陽光下的海灘,金燦燦的沙,依偎著碧藍的海水,充滿了誘人的味道。
望著前面快樂的如一隻燕子的小丫,我感到一片的溫暖。年餘時間,小丫基本不離我的左右,照顧著我重傷的身體和愴然的心靈,她無憂無慮,質樸單純,像開心果一樣帶給我很多歡樂的記憶,在我情感的深處,我已經把她當成我不可或缺的至親妹妹,倍加呵護。
“北星哥哥,你快來嘞!那邊山崗上有一朵小花,我去摘來送給你呀!”小丫一路小跑的奔向前方。
花,在貧民生活的地方是稀罕物,禿山礫岩的連蓬草也沒幾根,不要說花了。像落日城富人區和天道院那樣的,純屬人間仙境啊!可惜,貧民連邊都摸不著。
我微笑的淌著岸邊的海水,注視著她那青春的身影。
忽然,小丫的身體發生著不正常的扭曲,嘭的一聲,急速的倒飛而回,狠狠的摔在離我幾丈遠的沙灘上,七竅滲出血絲。
我明顯驚愕的遲疑了一會兒,然後發瘋似的跑向小丫。
懷中的她已經沒有了呼吸,我真切的感到她的生機正在悄然的退去。
兩個人影憑空的出現在我面前,一個紫金髮冠,面如潤玉,鳳眼威嚴的白衣人,一個嵌玉抹額,稜角分明,蠶眉冷峻的灰衫人。

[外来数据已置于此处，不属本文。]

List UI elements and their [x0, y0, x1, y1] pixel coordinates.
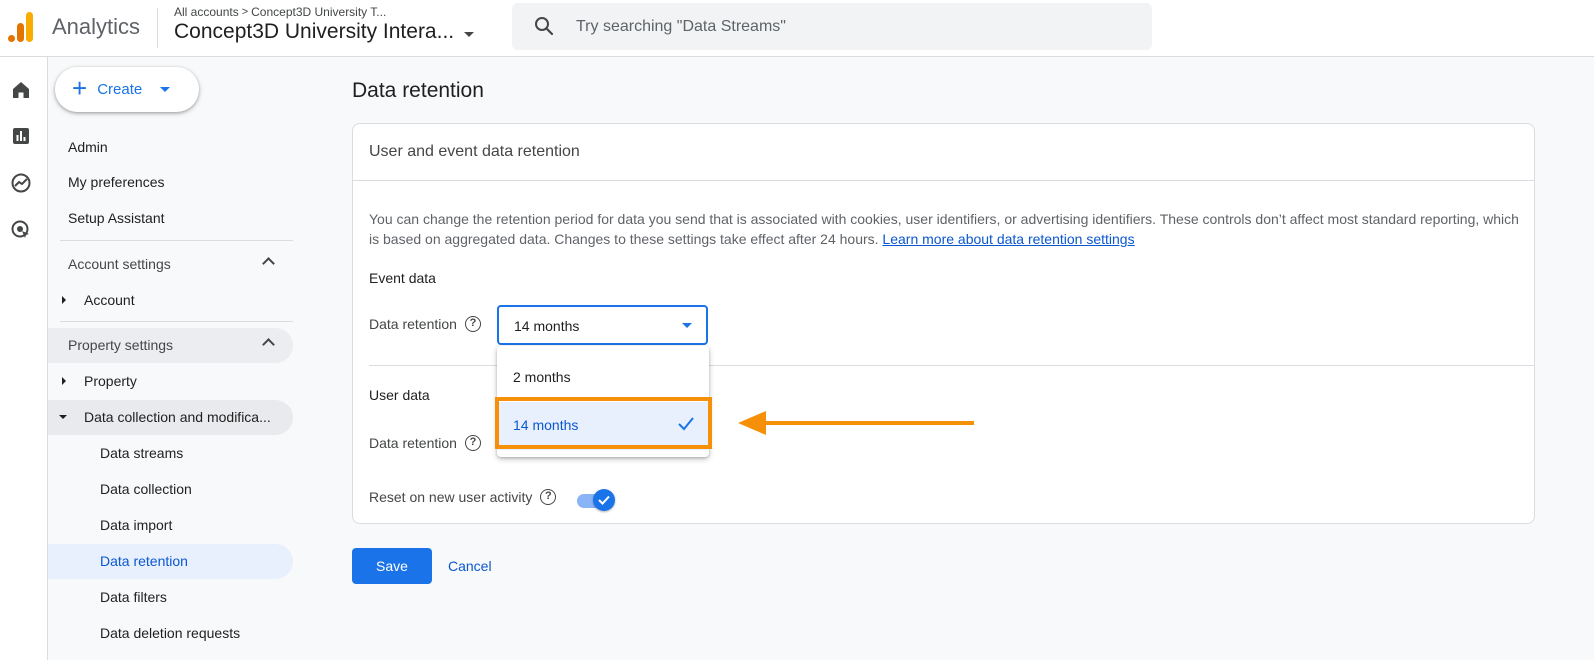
explore-icon[interactable]	[10, 172, 32, 194]
search-icon	[535, 17, 554, 36]
advertising-icon[interactable]	[10, 219, 32, 241]
property-settings-header[interactable]: Property settings	[48, 328, 293, 363]
breadcrumb-root[interactable]: All accounts	[174, 5, 239, 19]
nav-item-property-label: Property	[84, 373, 137, 389]
nav-item-data-collection-group[interactable]: Data collection and modifica...	[48, 400, 293, 435]
property-selector[interactable]: Concept3D University Intera...	[174, 20, 475, 44]
expand-right-icon	[62, 377, 66, 385]
chevron-up-icon	[262, 257, 275, 270]
nav-item-data-deletion-requests[interactable]: Data deletion requests	[48, 616, 293, 651]
option-2-months[interactable]: 2 months	[497, 354, 709, 402]
nav-item-label: Data retention	[100, 553, 188, 569]
expand-down-icon	[59, 415, 67, 419]
nav-item-setup-assistant[interactable]: Setup Assistant	[68, 210, 165, 226]
caret-down-icon	[160, 87, 171, 92]
property-name: Concept3D University Intera...	[174, 20, 455, 43]
event-retention-label: Data retention ?	[369, 316, 481, 332]
user-data-heading: User data	[369, 387, 430, 403]
nav-divider	[60, 240, 293, 241]
admin-nav: + Create Admin My preferences Setup Assi…	[48, 57, 298, 660]
event-data-heading: Event data	[369, 270, 436, 286]
nav-item-data-streams[interactable]: Data streams	[48, 436, 293, 471]
nav-item-my-preferences[interactable]: My preferences	[68, 174, 164, 190]
create-label: Create	[97, 81, 143, 98]
app-name: Analytics	[52, 14, 141, 39]
account-settings-header[interactable]: Account settings	[48, 247, 293, 282]
caret-down-icon	[464, 31, 475, 37]
card-title: User and event data retention	[369, 143, 580, 160]
property-settings-label: Property settings	[68, 337, 174, 353]
nav-item-admin[interactable]: Admin	[68, 139, 108, 155]
nav-item-data-filters[interactable]: Data filters	[48, 580, 293, 615]
header-divider	[157, 8, 158, 48]
nav-item-label: Data collection	[100, 481, 192, 497]
nav-divider	[60, 321, 293, 322]
retention-card: User and event data retention You can ch…	[352, 123, 1535, 524]
field-label-text: Data retention	[369, 316, 457, 332]
option-label: 2 months	[513, 369, 571, 385]
nav-item-property[interactable]: Property	[48, 364, 293, 399]
nav-item-label: Data filters	[100, 589, 167, 605]
expand-right-icon	[62, 296, 66, 304]
select-value: 14 months	[514, 318, 580, 334]
caret-down-icon	[682, 323, 692, 328]
learn-more-link[interactable]: Learn more about data retention settings	[882, 231, 1134, 247]
left-rail	[0, 57, 48, 660]
chevron-right-icon: >	[241, 6, 249, 18]
nav-item-label: Data deletion requests	[100, 625, 241, 641]
create-button[interactable]: + Create	[55, 67, 199, 112]
account-settings-label: Account settings	[68, 256, 171, 272]
search-placeholder: Try searching "Data Streams"	[576, 18, 786, 35]
help-icon[interactable]: ?	[464, 316, 481, 332]
breadcrumb[interactable]: All accounts > Concept3D University T...	[174, 5, 386, 19]
nav-item-data-import[interactable]: Data import	[48, 508, 293, 543]
analytics-logo-icon[interactable]	[8, 12, 34, 42]
nav-item-account[interactable]: Account	[48, 283, 293, 318]
plus-icon: +	[72, 73, 88, 103]
help-icon[interactable]: ?	[464, 435, 481, 451]
field-label-text: Data retention	[369, 435, 457, 451]
field-label-text: Reset on new user activity	[369, 489, 533, 505]
search-bar[interactable]: Try searching "Data Streams"	[512, 3, 1152, 50]
page-title: Data retention	[352, 79, 484, 102]
arrow-left-icon	[738, 411, 974, 435]
chevron-up-icon	[262, 338, 275, 351]
top-bar: Analytics All accounts > Concept3D Unive…	[0, 0, 1594, 57]
check-icon	[598, 495, 610, 505]
help-icon[interactable]: ?	[540, 489, 557, 505]
home-icon[interactable]	[10, 79, 32, 101]
reset-toggle[interactable]	[575, 489, 615, 511]
user-retention-label: Data retention ?	[369, 435, 481, 451]
nav-item-data-retention[interactable]: Data retention	[48, 544, 293, 579]
breadcrumb-account[interactable]: Concept3D University T...	[251, 5, 386, 19]
nav-item-data-collection[interactable]: Data collection	[48, 472, 293, 507]
event-retention-select[interactable]: 14 months	[497, 305, 708, 345]
retention-description: You can change the retention period for …	[369, 209, 1529, 249]
toggle-knob	[593, 489, 615, 511]
nav-item-data-collection-group-label: Data collection and modifica...	[84, 409, 271, 425]
nav-item-label: Data import	[100, 517, 173, 533]
nav-item-label: Data streams	[100, 445, 184, 461]
card-divider	[353, 180, 1534, 181]
reset-label: Reset on new user activity ?	[369, 489, 557, 505]
reports-icon[interactable]	[10, 125, 32, 147]
save-button[interactable]: Save	[352, 548, 432, 584]
cancel-button[interactable]: Cancel	[448, 548, 508, 584]
highlight-box	[495, 397, 712, 449]
nav-item-account-label: Account	[84, 292, 135, 308]
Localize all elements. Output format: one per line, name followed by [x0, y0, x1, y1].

我的直覺告訴我,這是我見過的最強大無比的兩個至尊修真人。
“上師,求求你們,救救她,救救我的妹妹。”我用著幾乎嘶裂的聲音,發出平生的第一次絕望的祈求。
“沒有任何希望,她就要死了。”白衣人冷漠的說道。
“為什麼?為什麼?為什麼?”我一聲比一聲高。
“我們酣戰正炙,她冒失的觸碰結界,引發爆點,靈力外洩,震的她五臟俱焚,要不是我們知機大力收手,她早已化為齏粉,這是一場意外。”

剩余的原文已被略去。